Phase 2 ARDA Clinical Trial Design
The Phase 2 POC ARDA clinical trial is a randomized, double-blinded, placebo-controlled multicenter clinical trial to evaluate the safety and tolerability, efficacy, PK, PD, and immunogenicity of two dose regimens of empasiprubart in adults with MMN. The clinical trial consists of an IVIg dependency and monitoring period and two 16-week treatment cohorts of 24 MMN patients receiving empasiprubart or placebo in a 2x1 randomization. The dosing for Cohort 2 was established after a planned interim analysis of the first nine patients to complete the 16-week treatment period from Cohort 1. The primary endpoint is safety and tolerability. Additional endpoints include time to IVIg retreatment, biomarker analyses of C2 levels, and changes in measurements on key functional scores (modified medical research council (mMRC)-10 sum score, grip strength, MMN-RODS) as well as several patient-reported quality of life outcome measures (fatigue severity score (FSS), chronic acquired polyneuropathy patient-reported index (CAP-PRI), and values of the patient global impression change (PGIC) scale).
DGF
Overview
DGF, a complication after kidney transplantation, is defined as the need for dialysis in the first week after transplant. DGF occurs in up to 40% of patients receiving a deceased donor graft, and is associated with worse long-term transplant outcomes. DGF is often the clinical representation of ischemia reperfusion injury, in which the classical and lectin complement pathways play an important role, as shown by compelling evidence from both (in-house) in vitro and in vivo preclinical, and clinical trials. There are currently no approved therapies to reduce DGF risk. Furthermore, there is a well-established process to measure kidney function and DGF, and to establish POC and achieve registration.

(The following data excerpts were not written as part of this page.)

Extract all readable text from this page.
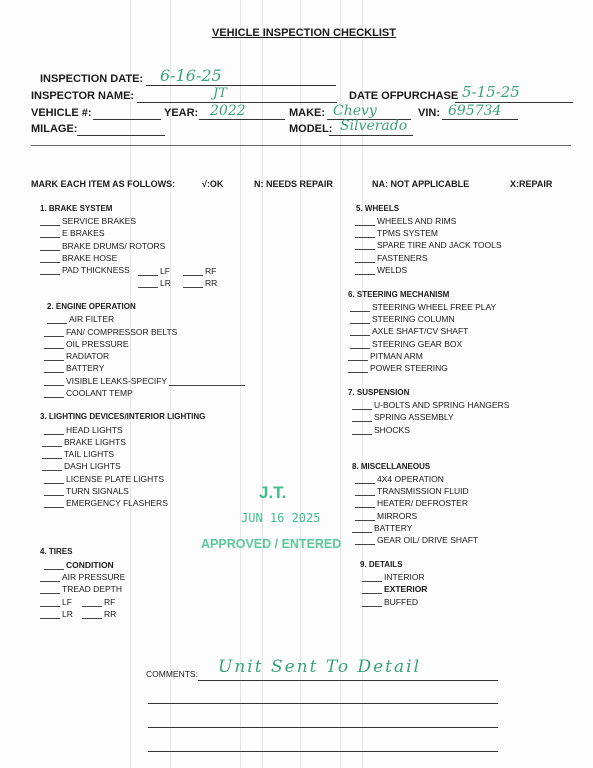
VEHICLE INSPECTION CHECKLIST
INSPECTION DATE: 6-16-25
INSPECTOR NAME:	JT	DATE OFPURCHASE 5-15-25
VEHICLE #:	YEAR: 2022	MAKE: Chevy	VIN: 695734
MILAGE:	MODEL: Silverado
MARK EACH ITEM AS FOLLOWS:	√:OK	N: NEEDS REPAIR	NA: NOT APPLICABLE	X:REPAIR
1. BRAKE SYSTEM
SERVICE BRAKES
E BRAKES
BRAKE DRUMS/ ROTORS
BRAKE HOSE
PAD THICKNESS	LF	RF
LR	RR
2. ENGINE OPERATION
AIR FILTER
FAN/ COMPRESSOR BELTS
OIL PRESSURE
RADIATOR
BATTERY
VISIBLE LEAKS-SPECIFY
COOLANT TEMP
3. LIGHTING DEVICES/INTERIOR LIGHTING
HEAD LIGHTS
BRAKE LIGHTS
TAIL LIGHTS
DASH LIGHTS
LICENSE PLATE LIGHTS
TURN SIGNALS
EMERGENCY FLASHERS
4. TIRES
CONDITION
AIR PRESSURE
TREAD DEPTH
LF	RF
LR	RR
5. WHEELS
WHEELS AND RIMS
TPMS SYSTEM
SPARE TIRE AND JACK TOOLS
FASTENERS
WELDS
6. STEERING MECHANISM
STEERING WHEEL FREE PLAY
STEERING COLUMN
AXLE SHAFT/CV SHAFT
STEERING GEAR BOX
PITMAN ARM
POWER STEERING
7. SUSPENSION
U-BOLTS AND SPRING HANGERS
SPRING ASSEMBLY
SHOCKS
8. MISCELLANEOUS
4X4 OPERATION
TRANSMISSION FLUID
HEATER/ DEFROSTER
MIRRORS
BATTERY
GEAR OIL/ DRIVE SHAFT
9. DETAILS
INTERIOR
EXTERIOR
BUFFED
J.T.
JUN 16 2025
APPROVED / ENTERED
COMMENTS: Unit Sent To Detail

On this basis, combined with the significant unmet medical need, we have chosen DGF after kidney transplantation as second indication for empasiprubart.
Phase 2 POC VARVARA Clinical Trial
The Phase 2 POC VARVARA clinical trial was initiated in 2023 and is a randomized, placebo-controlled, double-blinded clinical trial to evaluate the efficacy, safety and tolerability of empasiprubart in improving allograft function in recipients at risk for DGF. The clinical trial will include approximately 102 recipients of an at-risk deceased donor kidney. After a short screening period of < 24 hours, patients are randomly assigned in a 1:1 ratio to receive two doses of empasiprubart IV or placebo, of which one dose is administered during transplantation and one a week later. Participants receive standardized background induction and maintenance immunosuppression. They are evaluated for 52 weeks, with one additional safety follow-up visit in week 64. The primary endpoint is the estimated glomerular filtration rate (eGFR) at six months. Key secondary endpoints include DGF risk, safety, and PK, PD and immunogenicity.
DM
Overview
DM is an idiopathic inflammatory myopathy characterized by muscle inflammation that causes progressive muscle weakness and is associated with various characteristic skin manifestations. Histopathological findings suggest that DM is a complement-mediated disease. The most common therapy for DM is the administration of steroids. IVIg is the only approved treatment for DM.
Phase 2 POC EMPACIFIC Clinical Trial
The EMPACIFIC clinical trial is a Phase 2 POC, randomized, double-blinded, placebo-controlled, multicenter clinical trial to evaluate the safety, tolerability, and efficacy of multiple dose regimens of IV empasiprubart in adults with dermatomyositis. A total of 56 adult participants with a clinical diagnosis of DM and active muscle disease will be randomized (1:1:1:1) to one of four treatment arms (three empasiprubart dose regimens and one placebo arm). Participants will receive loading doses on Days 1 and 8, followed by maintenance doses every four weeks until the end of the 52-week treatment phase. The primary objective is to evaluate safety and tolerability. The secondary objective is to evaluate clinical efficacy, using the mean TIS at weeks 13, 25, and 52 as endpoint.